Academic integrity
Plagiarism, collusion and cheating (assessment offences)
At Warwick, we take academic integrity very seriously. Any plagiarism, cheating or collusion activities may result in your failing your assessment and in serious cases, failing your degree. Whilst you are able and allowed in open book assessments to refer published or prepared resources unless otherwise indicated, you are NOT allowed to work with anyone else on your assessments. This includes other students, family, friends or anyone else. Only where the assessment explicitly asks you to work with others this is allowed.
Within the Alternative Exams Portal you will be asked to tick a box to indicate that you have read and understood our academic integrity expectations. See more information on Academic Integrity.
Before you start your assessment, you will first be asked to agree to the academic integrity statement. You have to tick the box before you can proceed. Do read it carefully and take note of the seriousness of this statement.
It is vitally important that you respect this commitment to honesty, and that you do not represent another person’s work as your own, or enable anyone else to do so.

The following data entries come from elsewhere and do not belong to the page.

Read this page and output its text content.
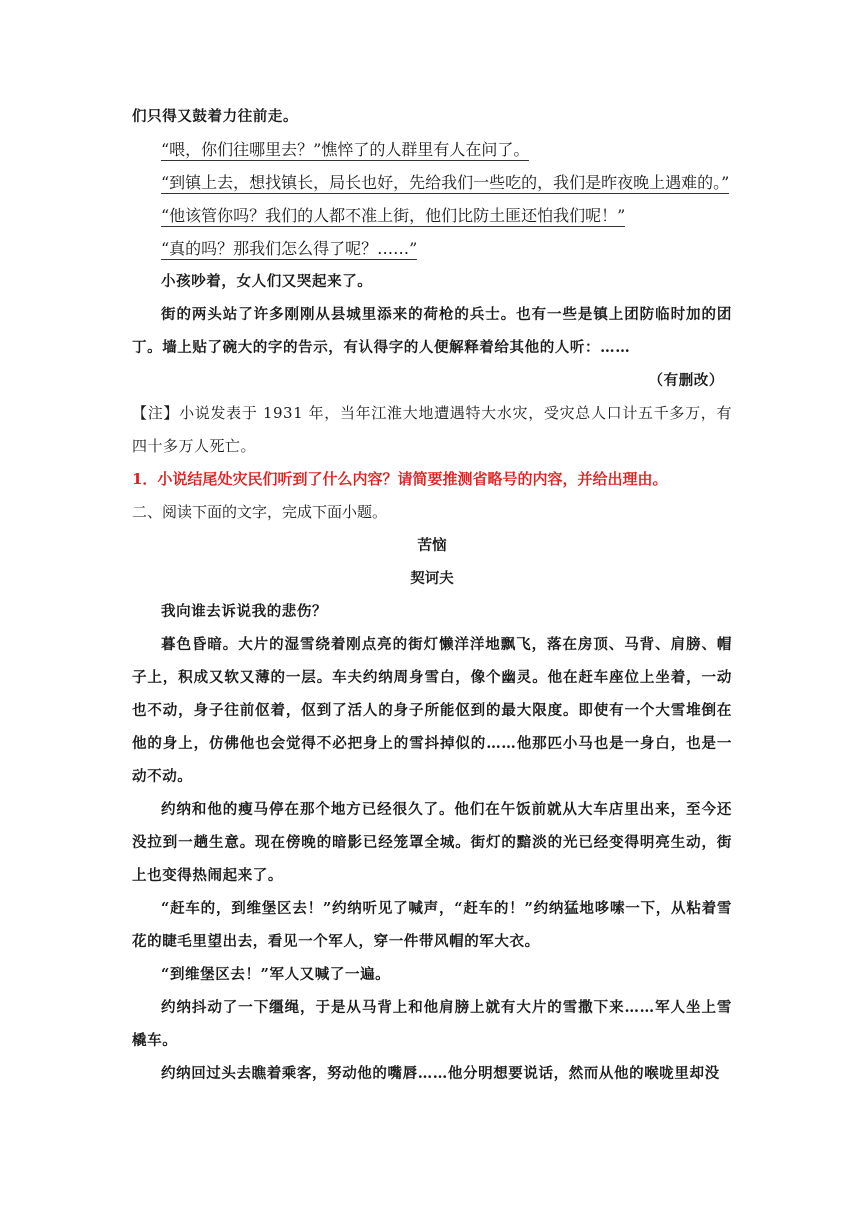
们只得又鼓着力往前走。

“喂，你们往哪里去？”憔悴了的人群里有人在问了。
“到镇上去，想找镇长，局长也好，先给我们一些吃的，我们是昨夜晚上遇难的。”
“他该管你吗？我们的人都不准上街，他们比防土匪还怕我们呢！”
“真的吗？那我们怎么得了呢？……”

小孩吵着，女人们又哭起来了。

街的两头站了许多刚刚从县城里添来的荷枪的兵士。也有一些是镇上团防临时加的团丁。墙上贴了碗大的字的告示，有认得字的人便解释着给其他的人听：……

（有删改）

【注】小说发表于 1931 年，当年江淮大地遭遇特大水灾，受灾总人口计五千多万，有四十多万人死亡。

1．小说结尾处灾民们听到了什么内容？请简要推测省略号的内容，并给出理由。

二、阅读下面的文字，完成下面小题。

苦恼

契诃夫

我向谁去诉说我的悲伤？

暮色昏暗。大片的湿雪绕着刚点亮的街灯懒洋洋地飘飞，落在房顶、马背、肩膀、帽子上，积成又软又薄的一层。车夫约纳周身雪白，像个幽灵。他在赶车座位上坐着，一动也不动，身子往前伛着，伛到了活人的身子所能伛到的最大限度。即使有一个大雪堆倒在他的身上，仿佛他也会觉得不必把身上的雪抖掉似的……他那匹小马也是一身白，也是一动不动。

约纳和他的瘦马停在那个地方已经很久了。他们在午饭前就从大车店里出来，至今还没拉到一趟生意。现在傍晚的暗影已经笼罩全城。街灯的黯淡的光已经变得明亮生动，街上也变得热闹起来了。

“赶车的，到维堡区去！”约纳听见了喊声，“赶车的！”约纳猛地哆嗦一下，从粘着雪花的睫毛里望出去，看见一个军人，穿一件带风帽的军大衣。

“到维堡区去！”军人又喊了一遍。

约纳抖动了一下缰绳，于是从马背上和他肩膀上就有大片的雪撒下来……军人坐上雪橇车。

约纳回过头去瞧着乘客，努动他的嘴唇……他分明想要说话，然而从他的喉咙里却没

To deter and detect academic dishonesty the University has instituted a number of mechanisms within online assessment processes. You may be asked to do one or more of the following:
- upload not just your final work but also one or more drafts, e.g. drafts saved at the halfway point and when three-quarters of the allotted time has passed. Your lecturer may also ask you to use ‘track changes’ in Microsoft Word;
- discuss your assessment, your approach, process and answers with the module convener in a 'sampling conversation'. Convenors may contact up to 10% of students within 24 hours of the submission deadline;
- upload a picture of the handwritten notes that you have made during the assessment (particularly for file-based assessment);
- integrate a more personal element into the assessment;
- write a paragraph at the end of the assessment reflecting on how you approached the assessment and what resources you used to inform your approach.
Your department will continue to make use of plagiarism and cheating detection tools such as Turnitin. Other approaches may also be used.
It is essential that you comply with these requirements which have been introduced to maintain the academic rigour and integrity expected of an institution such as Warwick. If you do not comply with these, your department may decide to instigate any of the available actions as stipulated within the provisions of Regulation 11.